2012年11月7日水曜日

認知症


ゲスト/医療法人五風会 さっぽろ香雪病院 西 裕 医師

認知症とはどのような病気ですか。
 認知症は、いったん発達した知能が、さまざまな原因で持続的に低下し、記憶障害がひどくなり、生活に支障を来たすようになった状態のことを示します。
 原因別にいくつかの種類に分類され、代表的なのが「アルツハイマー型認知症」で、患者さんの約6割を占めます。「アミロイドβ」というタンパク質が脳に蓄積することで、脳が萎縮して起きるとされています。物忘れを主な症状に、数年から十数年かけて緩やかに進行します。次に多いのが、脳梗塞や脳出血など脳卒中が原因で発症し、階段状に憎悪、進行するとされる「脳血管性認知症」で、全体の約2割を占めます。
 症状は認知症の種類や人によって異なりますが、初期には記憶障害が現れ、進行するにつれ妄想や徘徊(はいかい)、攻撃的行動などの精神症状・行動異常を伴う場合が多いです。よくみられるのが「物盗(と)られ妄想」です。財布の置き場所を忘れてしまうのですが、忘れた自覚がないので「誰かに盗まれた」と被害妄想を抱くようなケースをいいます。
 多くの認知症には根本的に治療する薬がないので(アルツハイマー型認知症には進行を緩和する薬があります)、治療は病気の進行を遅らせることが重要になってきます。

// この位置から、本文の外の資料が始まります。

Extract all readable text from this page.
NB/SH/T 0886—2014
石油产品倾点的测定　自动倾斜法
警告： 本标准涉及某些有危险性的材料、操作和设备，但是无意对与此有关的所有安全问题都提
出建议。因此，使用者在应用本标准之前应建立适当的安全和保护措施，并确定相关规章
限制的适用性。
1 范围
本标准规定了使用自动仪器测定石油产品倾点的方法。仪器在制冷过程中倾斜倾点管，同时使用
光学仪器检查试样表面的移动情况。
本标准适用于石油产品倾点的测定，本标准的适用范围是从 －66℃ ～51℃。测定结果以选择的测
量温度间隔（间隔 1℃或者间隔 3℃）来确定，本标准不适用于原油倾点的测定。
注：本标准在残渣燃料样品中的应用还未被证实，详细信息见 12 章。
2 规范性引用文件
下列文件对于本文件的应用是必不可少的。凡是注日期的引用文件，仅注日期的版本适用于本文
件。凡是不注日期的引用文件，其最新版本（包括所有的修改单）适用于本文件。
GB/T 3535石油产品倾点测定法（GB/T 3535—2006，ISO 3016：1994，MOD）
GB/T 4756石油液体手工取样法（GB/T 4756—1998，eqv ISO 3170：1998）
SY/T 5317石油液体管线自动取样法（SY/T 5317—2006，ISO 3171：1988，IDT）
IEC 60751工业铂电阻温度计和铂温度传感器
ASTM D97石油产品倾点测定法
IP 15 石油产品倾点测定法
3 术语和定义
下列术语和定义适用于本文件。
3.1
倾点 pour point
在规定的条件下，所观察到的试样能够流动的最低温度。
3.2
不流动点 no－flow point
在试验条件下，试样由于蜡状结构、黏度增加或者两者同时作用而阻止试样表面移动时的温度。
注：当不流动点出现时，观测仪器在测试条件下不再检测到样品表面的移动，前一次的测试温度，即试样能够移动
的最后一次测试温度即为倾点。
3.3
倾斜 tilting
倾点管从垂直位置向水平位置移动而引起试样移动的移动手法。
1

過去の記憶について語り、脳の活性化につなげる「回想療法」や音楽を通して脳を刺激する「音楽療法」などの療法が行われることがあります。

認知症患者に対する接し方、向き合い方について教えてください
 家族の方に気になる症状が現れたとしても、受診させるのを躊躇(ちゅうちょ)してしまうケースや、本人も自分が認知症であることを認めたくない気持ちが強く、病院に行きたがらないケースも多いです。対応として、健康診断的な面を強調するなど、本人のプライドを傷つけない配慮をしつつ受診を勧めるようにしてください。受診を先送りにすればするほど問題は大きくなりがちです。早期に治療すれば、穏やかに生活できる時間を長くすることができます。
 もし認知症と診断されたら、症状の進行によっては市町村の窓口で介護保険制度に基づく申請を行いましょう。認定された要介護度の程度に応じて、訪問介護、通所介護、短期入所生活介護などの介護支援サービスが受けられます。認知症の介護は長期に及びます。家族間で問題を抱え込まず、医師、看護師、福祉関係者など専門家と相談していくことが大切です。